19 January 2013

The Impostor Syndrome


William Shatner who happens to be one of the coolest actors, IMHO (and I’m referring to Boston Legal because I’m so not a trekkie), was once asked how he became great in his craft. He said that actually, most of the time, he feels like an impostor who doesn’t really know what he’s doing but since whatever he’s been doing has been working for more than 3 decades, then he’s convinced that he must be doing something right.  I felt better when I read that because unknown to many, I, too, suffered from what is clinically known as Impostor Syndrome. Yes, there is such a thing, go ahead and google it.

Impostor syndrome is when you feel that you’re not really good, you’ve just been lucky all your life. I once took an online test to see if I’m afflicted with it, and true to form, I had all the symptoms of this “disease.” As proof, until recently, I used to think that someone from the admissions office of my graduate school committed a mistake in checking my entrance exam (this was before the time of computerized exams), or someone from the Office of the  Confidant mistakenly typed my name as among the bar passers and they couldn’t take it back anymore so they just let it pass. I was convinced for the longest time that the only reason I managed to breeze through graduate school was because I was lucky not to have been called for difficult recitations (it’s tempting to think this way when recitations are dependent on how your professor shuffles your class cards) and the only reason I haven’t had  a major blooper in my profession is that I haven’t been taking too many risks. That, and  of course my firm belief that malakas lang talaga ako kay God.

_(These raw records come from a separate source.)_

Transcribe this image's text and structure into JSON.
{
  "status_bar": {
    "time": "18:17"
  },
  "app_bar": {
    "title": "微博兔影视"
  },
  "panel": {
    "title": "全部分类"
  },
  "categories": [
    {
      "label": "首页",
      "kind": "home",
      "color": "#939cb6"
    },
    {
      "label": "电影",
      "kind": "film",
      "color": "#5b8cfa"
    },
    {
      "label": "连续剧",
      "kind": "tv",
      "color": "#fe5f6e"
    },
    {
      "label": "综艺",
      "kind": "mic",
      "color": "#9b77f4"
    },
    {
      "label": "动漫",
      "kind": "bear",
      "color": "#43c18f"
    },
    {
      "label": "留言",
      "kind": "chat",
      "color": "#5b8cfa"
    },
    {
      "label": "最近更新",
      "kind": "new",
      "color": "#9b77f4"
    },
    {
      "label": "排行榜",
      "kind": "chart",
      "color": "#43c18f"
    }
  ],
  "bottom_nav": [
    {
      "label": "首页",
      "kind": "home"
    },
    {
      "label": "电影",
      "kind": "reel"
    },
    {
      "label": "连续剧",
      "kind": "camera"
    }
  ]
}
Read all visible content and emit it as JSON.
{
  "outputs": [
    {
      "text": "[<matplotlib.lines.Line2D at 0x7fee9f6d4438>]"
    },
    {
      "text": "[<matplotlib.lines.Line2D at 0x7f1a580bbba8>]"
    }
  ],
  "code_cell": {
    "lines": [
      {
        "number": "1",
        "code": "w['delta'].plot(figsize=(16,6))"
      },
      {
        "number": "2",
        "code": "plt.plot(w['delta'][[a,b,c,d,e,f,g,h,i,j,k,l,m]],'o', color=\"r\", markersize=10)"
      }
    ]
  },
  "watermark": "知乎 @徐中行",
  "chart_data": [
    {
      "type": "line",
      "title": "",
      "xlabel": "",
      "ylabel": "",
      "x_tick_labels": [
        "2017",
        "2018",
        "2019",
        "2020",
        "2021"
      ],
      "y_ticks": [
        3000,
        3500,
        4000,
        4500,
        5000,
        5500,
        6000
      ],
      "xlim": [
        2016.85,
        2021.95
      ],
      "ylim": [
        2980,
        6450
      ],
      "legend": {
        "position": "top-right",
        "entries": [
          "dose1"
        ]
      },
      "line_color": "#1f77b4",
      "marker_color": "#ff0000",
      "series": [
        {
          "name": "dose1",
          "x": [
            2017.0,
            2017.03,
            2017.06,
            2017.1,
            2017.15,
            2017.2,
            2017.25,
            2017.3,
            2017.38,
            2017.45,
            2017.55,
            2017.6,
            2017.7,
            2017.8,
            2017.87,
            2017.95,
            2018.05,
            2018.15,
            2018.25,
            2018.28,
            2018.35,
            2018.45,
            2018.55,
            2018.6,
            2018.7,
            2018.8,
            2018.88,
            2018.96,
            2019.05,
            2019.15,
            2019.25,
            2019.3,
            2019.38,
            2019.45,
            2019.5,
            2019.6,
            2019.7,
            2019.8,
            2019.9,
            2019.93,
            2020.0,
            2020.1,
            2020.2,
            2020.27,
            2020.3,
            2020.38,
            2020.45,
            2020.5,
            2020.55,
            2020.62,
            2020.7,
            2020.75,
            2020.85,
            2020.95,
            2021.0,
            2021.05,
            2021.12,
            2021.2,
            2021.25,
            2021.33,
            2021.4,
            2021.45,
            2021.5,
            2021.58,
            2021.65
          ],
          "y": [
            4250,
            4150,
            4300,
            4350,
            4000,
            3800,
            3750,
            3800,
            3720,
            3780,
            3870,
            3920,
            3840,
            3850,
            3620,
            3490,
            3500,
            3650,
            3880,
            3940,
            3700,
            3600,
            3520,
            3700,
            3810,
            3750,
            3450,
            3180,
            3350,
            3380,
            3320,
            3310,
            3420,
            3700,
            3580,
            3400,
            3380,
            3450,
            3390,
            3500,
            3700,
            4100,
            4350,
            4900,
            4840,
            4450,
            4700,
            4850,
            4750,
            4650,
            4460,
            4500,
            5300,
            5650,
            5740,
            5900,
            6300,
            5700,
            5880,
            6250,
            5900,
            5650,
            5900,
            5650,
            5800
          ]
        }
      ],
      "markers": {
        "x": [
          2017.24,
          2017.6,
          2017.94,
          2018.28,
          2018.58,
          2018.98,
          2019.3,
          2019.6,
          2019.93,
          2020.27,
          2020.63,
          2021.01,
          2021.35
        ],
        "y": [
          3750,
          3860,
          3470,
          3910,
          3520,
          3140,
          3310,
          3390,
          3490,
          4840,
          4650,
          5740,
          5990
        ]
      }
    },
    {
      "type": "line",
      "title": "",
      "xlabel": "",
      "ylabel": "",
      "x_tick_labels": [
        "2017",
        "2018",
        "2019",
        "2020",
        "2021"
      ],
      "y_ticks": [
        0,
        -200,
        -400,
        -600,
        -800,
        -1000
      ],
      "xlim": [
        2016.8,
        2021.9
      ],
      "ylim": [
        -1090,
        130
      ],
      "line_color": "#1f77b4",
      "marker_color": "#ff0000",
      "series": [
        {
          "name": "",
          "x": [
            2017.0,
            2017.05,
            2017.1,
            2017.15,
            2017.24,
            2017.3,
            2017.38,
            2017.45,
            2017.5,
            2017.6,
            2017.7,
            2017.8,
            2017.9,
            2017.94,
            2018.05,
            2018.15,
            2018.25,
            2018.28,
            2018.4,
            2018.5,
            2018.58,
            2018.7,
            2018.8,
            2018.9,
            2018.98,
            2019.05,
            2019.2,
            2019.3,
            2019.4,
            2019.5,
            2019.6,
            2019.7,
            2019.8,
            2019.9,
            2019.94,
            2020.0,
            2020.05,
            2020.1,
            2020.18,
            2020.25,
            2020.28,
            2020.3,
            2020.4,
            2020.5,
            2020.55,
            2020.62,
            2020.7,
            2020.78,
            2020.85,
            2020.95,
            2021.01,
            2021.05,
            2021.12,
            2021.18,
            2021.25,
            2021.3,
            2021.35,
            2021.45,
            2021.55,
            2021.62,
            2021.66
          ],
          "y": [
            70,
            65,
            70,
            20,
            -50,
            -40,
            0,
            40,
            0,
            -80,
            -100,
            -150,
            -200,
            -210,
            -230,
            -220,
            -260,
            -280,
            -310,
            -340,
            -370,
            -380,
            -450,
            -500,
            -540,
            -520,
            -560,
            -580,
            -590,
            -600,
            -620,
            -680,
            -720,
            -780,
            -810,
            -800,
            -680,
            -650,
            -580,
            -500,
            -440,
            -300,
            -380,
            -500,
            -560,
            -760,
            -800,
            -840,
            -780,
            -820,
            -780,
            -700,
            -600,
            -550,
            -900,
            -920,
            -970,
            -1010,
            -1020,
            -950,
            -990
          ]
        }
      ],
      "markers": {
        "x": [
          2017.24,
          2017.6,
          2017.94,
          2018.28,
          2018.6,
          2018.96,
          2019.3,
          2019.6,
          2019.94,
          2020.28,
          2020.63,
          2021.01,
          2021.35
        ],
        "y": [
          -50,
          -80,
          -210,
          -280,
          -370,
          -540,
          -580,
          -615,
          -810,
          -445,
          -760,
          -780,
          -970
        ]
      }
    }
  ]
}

The downside of having this syndrome is that you always entertain thoughts of being outed by people who are really good. Every assignment feels like The Assignment That Will Expose Me for the Fraud that I Truly Am. Every new colleague is a suspected detective who will reveal to everyone that you have been an impostor all along. And when, by some luck, you survive an assignment without any untoward incident, you simply tell yourself that that’s only because your luck hasn’t run out yet, but nothing has changed and you’re still an impostor who’s only as good as your last assignment.

My well meaning friends often told me that I should disabuse myself of this notion. They assured me that test administrators never commit mistakes that major, and that no impostor could last 30 years pretending to be someone she’s not. I, however,promptly pointed out to them that since they were my friends, they weren’t  in a position to be objective about this matter. Hence, their opinion didn’t count.

So I was really ready to embrace this syndrome and was even willing to join a club if ever there was one, when in one of my prayer times, when I was begging God for wisdom and knowledge to finish my recent assignment without being outed, I was led to ask myself these questions:  Why are you so paralyzed by this syndrome? Why are so afraid?  Does it really matter whether you are good or not? Cannot God use even the simplest people to advance His purpose?

That’s when I realized that  all my life, I’ve been missing the point. It’s never about being good, or being lucky, or even being malakas kay God. It’s about responding to a call. God doesn’t really look at our competence; He looks instead at our intentions. And just like that, it became clear to me that there’s no reason to worry because  I don’t really have to be excellent; I only have to be sincere in my response. So yes, maybe I’m not really an exemplary accountant, and come to think of it, I never claimed to be one. But I know that I had the  sincerest intentions when I decided to be one. And even now, I know that when I do my job, however big or small it is, I do it with the purest intention to give back, to contribute, to make a difference in whatever way I can.

And that was how, at the start of 2013—- a year that’s bound to be professionally challenging for me— I came to overcome the fatal Impostor Syndrome. I did so, not by convincing myself that I’m good, but by realizing that being good is not the point. The point is to be sincere in my motivations. Man looks at the outward appearance, but God looks at the heart. I don’t claim to have a pure heart— I’m many lifetimes away from having one—but at least that’s something I know I’ve been working on for the past 30 years. And with respect to this, only God can out me.